В доме были гости. Они бывали часто, но нас это не касалось. Мы почти никогда не видели леди Харриет, чему я была чрезвычайно рада.

Мне пришлось пройти мимо открытого окна гостиной, где я мельком увидела, как горничная накрывала чай на несколько человек. Я торопливо прошла, отводя глаза. Затем, помедлив, я взглянула на ту часть, дома, где, как я думала, были комнаты мисс Люси.

В этот момент я услышала из гостиной голос:

— Кто этот некрасивый ребенок, Харриет?

— О… вы имеете в виду дочь священника? Она бывает здесь очень часто. Она приходит составить компанию Лавинии.

— Какая противоположность Лавинии! Но зато Лавиния так прекрасна!..

— О, да… Понимаете, здесь так мало людей… Я нахожу, что она вполне приятный ребенок. Так думает гувернантка… и для Лавинии хорошо иметь подходящую подругу. Вы знаете, здесь не так много народу. Мы делаем то, что можем.

Я смотрела перед собой невидящим взглядом. Я была некрасивым ребенком. Я была здесь потому, что они не могли найти кого-нибудь лучше. Меня это потрясло. Я знала, что мои волосы были трудноописуемого коричневого цвета, что они были прямыми и непокорными… совсем непохожими на рыжевато-коричневые локоны Лавинии; а мои глаза казались вовсе бесцветными. Они были как вода, и, если я надевала голубое, они делались голубоватыми, зеленое — зеленоватыми, коричневое… просто совсем не имели своего цвета. Я знала, что у меня большой рот и вполне обычный нос. Но что же было некрасивым?

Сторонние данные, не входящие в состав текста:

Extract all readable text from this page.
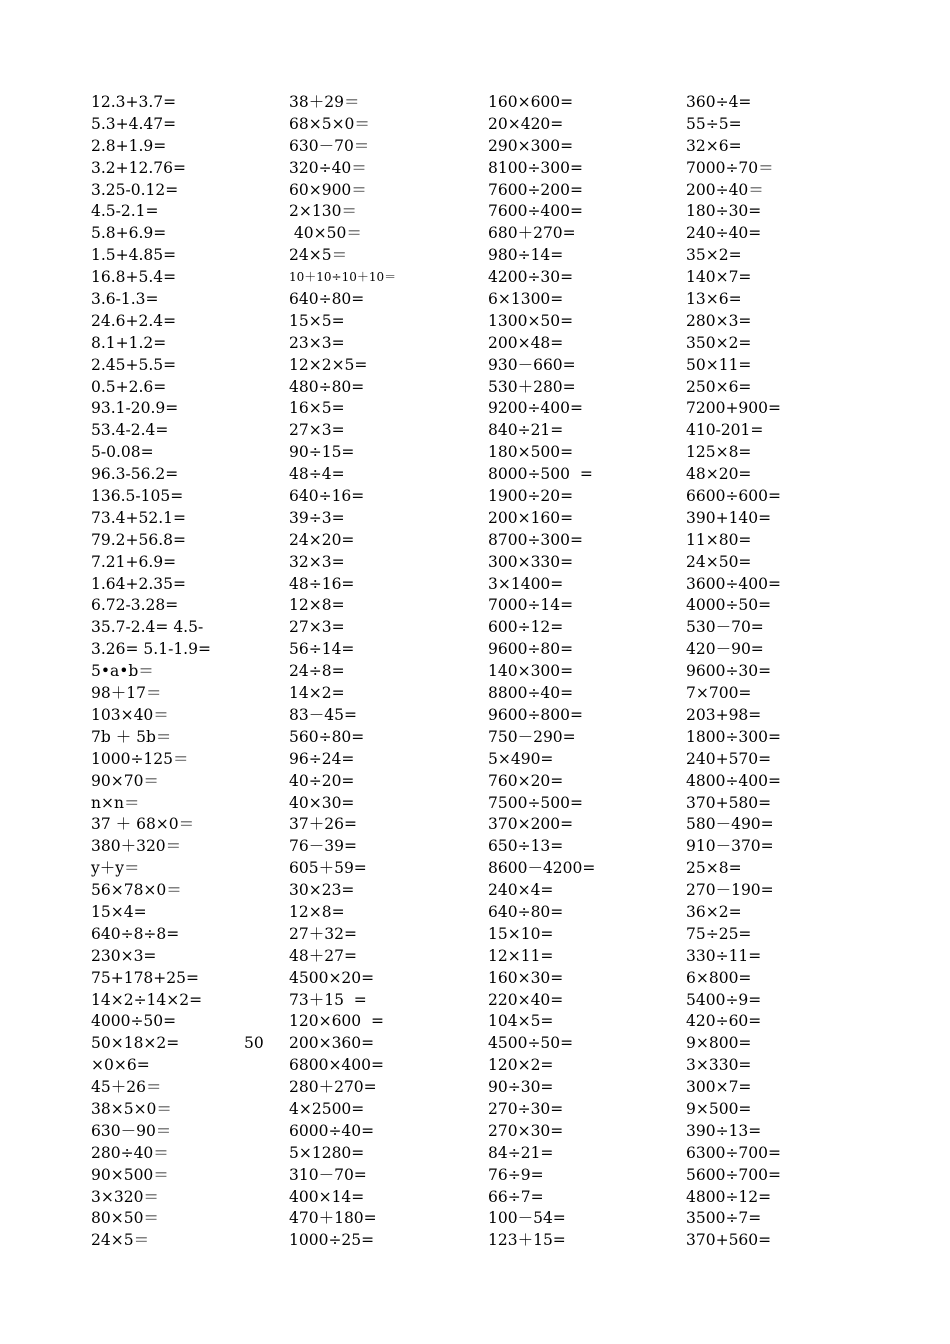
12.3+3.7=
5.3+4.47=
2.8+1.9=
3.2+12.76=
3.25-0.12=
4.5-2.1=
5.8+6.9=
1.5+4.85=
16.8+5.4=
3.6-1.3=
24.6+2.4=
8.1+1.2=
2.45+5.5=
0.5+2.6=
93.1-20.9=
53.4-2.4=
5-0.08=
96.3-56.2=
136.5-105=
73.4+52.1=
79.2+56.8=
7.21+6.9=
1.64+2.35=
6.72-3.28=
35.7-2.4= 4.5-
3.26= 5.1-1.9=
5•a•b＝
98＋17＝
103×40＝
7b ＋ 5b＝
1000÷125＝
90×70＝
n×n＝
37 ＋ 68×0＝
380＋320＝
y＋y＝
56×78×0＝
15×4=
640÷8÷8=
230×3=
75+178+25=
14×2÷14×2=
4000÷50=
50×18×2=
×0×6=
45＋26＝
38×5×0＝
630－90＝
280÷40＝
90×500＝
3×320＝
80×50＝
24×5＝
38＋29＝
68×5×0＝
630－70＝
320÷40＝
60×900＝
2×130＝
40×50＝
24×5＝
10＋10÷10＋10＝
640÷80=
15×5=
23×3=
12×2×5=
480÷80=
16×5=
27×3=
90÷15=
48÷4=
640÷16=
39÷3=
24×20=
32×3=
48÷16=
12×8=
27×3=
56÷14=
24÷8=
14×2=
83－45=
560÷80=
96÷24=
40÷20=
40×30=
37＋26=
76－39=
605＋59=
30×23=
12×8=
27＋32=
48＋27=
4500×20=
73＋15  =
120×600  =
200×360=
6800×400=
280＋270=
4×2500=
6000÷40=
5×1280=
310－70=
400×14=
470＋180=
1000÷25=
160×600=
20×420=
290×300=
8100÷300=
7600÷200=
7600÷400=
680＋270=
980÷14=
4200÷30=
6×1300=
1300×50=
200×48=
930－660=
530＋280=
9200÷400=
840÷21=
180×500=
8000÷500  =
1900÷20=
200×160=
8700÷300=
300×330=
3×1400=
7000÷14=
600÷12=
9600÷80=
140×300=
8800÷40=
9600÷800=
750－290=
5×490=
760×20=
7500÷500=
370×200=
650÷13=
8600－4200=
240×4=
640÷80=
15×10=
12×11=
160×30=
220×40=
104×5=
4500÷50=
120×2=
90÷30=
270÷30=
270×30=
84÷21=
76÷9=
66÷7=
100－54=
123＋15=
360÷4=
55÷5=
32×6=
7000÷70＝
200÷40＝
180÷30=
240÷40=
35×2=
140×7=
13×6=
280×3=
350×2=
50×11=
250×6=
7200+900=
410-201=
125×8=
48×20=
6600÷600=
390+140=
11×80=
24×50=
3600÷400=
4000÷50=
530－70=
420－90=
9600÷30=
7×700=
203+98=
1800÷300=
240+570=
4800÷400=
370+580=
580－490=
910－370=
25×8=
270－190=
36×2=
75÷25=
330÷11=
6×800=
5400÷9=
420÷60=
9×800=
3×330=
300×7=
9×500=
390÷13=
6300÷700=
5600÷700=
4800÷12=
3500÷7=
370+560=
50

А Лавиния, конечно, была красавицей.

Моей первой мыслью было сразу же вернуться л классную комнату и потребовать, чтобы меня увели домой. Я была очень удручена. В горле стоял ком. Я не плакала. Слезы для меня были выражением слабых чувств. Я была задета до глубины души и полагала, что эта рана останется у меня на всю жизнь.

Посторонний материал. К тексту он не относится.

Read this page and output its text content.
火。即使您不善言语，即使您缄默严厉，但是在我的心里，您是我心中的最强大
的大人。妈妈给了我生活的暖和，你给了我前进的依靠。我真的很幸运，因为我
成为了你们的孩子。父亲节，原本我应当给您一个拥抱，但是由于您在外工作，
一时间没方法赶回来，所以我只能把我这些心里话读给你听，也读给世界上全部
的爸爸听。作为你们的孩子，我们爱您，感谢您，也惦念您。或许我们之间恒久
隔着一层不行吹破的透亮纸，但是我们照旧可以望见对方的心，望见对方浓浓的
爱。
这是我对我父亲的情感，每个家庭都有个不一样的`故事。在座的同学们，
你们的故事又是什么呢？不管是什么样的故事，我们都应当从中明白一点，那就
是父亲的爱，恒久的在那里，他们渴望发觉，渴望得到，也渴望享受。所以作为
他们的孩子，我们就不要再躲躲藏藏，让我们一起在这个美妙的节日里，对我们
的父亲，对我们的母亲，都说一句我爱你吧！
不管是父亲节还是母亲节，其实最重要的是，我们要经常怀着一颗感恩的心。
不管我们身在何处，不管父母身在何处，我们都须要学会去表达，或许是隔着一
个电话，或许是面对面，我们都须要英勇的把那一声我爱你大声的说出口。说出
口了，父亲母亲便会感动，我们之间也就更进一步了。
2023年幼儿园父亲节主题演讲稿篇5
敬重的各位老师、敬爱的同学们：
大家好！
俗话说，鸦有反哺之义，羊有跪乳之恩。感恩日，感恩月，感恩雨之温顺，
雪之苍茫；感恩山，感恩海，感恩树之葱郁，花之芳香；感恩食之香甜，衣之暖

— Ты задержалась, — упрекнула меня Лавиния.

Я ничего не стала объяснять. Я знала, какой была бы ее реакция.

Я увидела все как бы заново. Неудивительно, что она может плохо себя вести. Она была так прекрасна, что на ее поведение не обращали внимания.

Полли, конечно, заметила мою озабоченность.

— Ну-ка, не думаешь ли ты, что лучше все рассказать мне?

— Что рассказать тебе, Полли?

— Почему ты выглядишь такой несчастной, словно потеряла соверен, а нашла фартинг.

Я не умела противостоять Полли, поэтому рассказала ей.

— Полли, я некрасивая. Это значит — отвратительная. И я хожу в Дом только потому, что они не могут пригласить никого лучше.

— Никогда не слышала большей чепухи. Ты не некрасивая. Но ты то, что называют интересной, и в дальнейшем станешь еще лучше. И если ты не хочешь ходить в тот Дом, я думаю, и не надо. Я пойду к пастору и скажу, что это надо прекратить. Из всего, что я слышала, я поняла — тебе без них хуже не будет.

— Полли, насколько я некрасива?

— Примерно такая же некрасивая, как кекс Данди или рождественский пудинг. — Это вызвало у меня улыбку. — Пойми, они имеют в виду те лица, которые заставляют людей останавливаться и оглядываться. Что же касается Лавинии, или как там она себя называет, мне вовсе не кажется она хорошенькой, когда хмурится, — и, Боже мой, она делает это достаточно часто.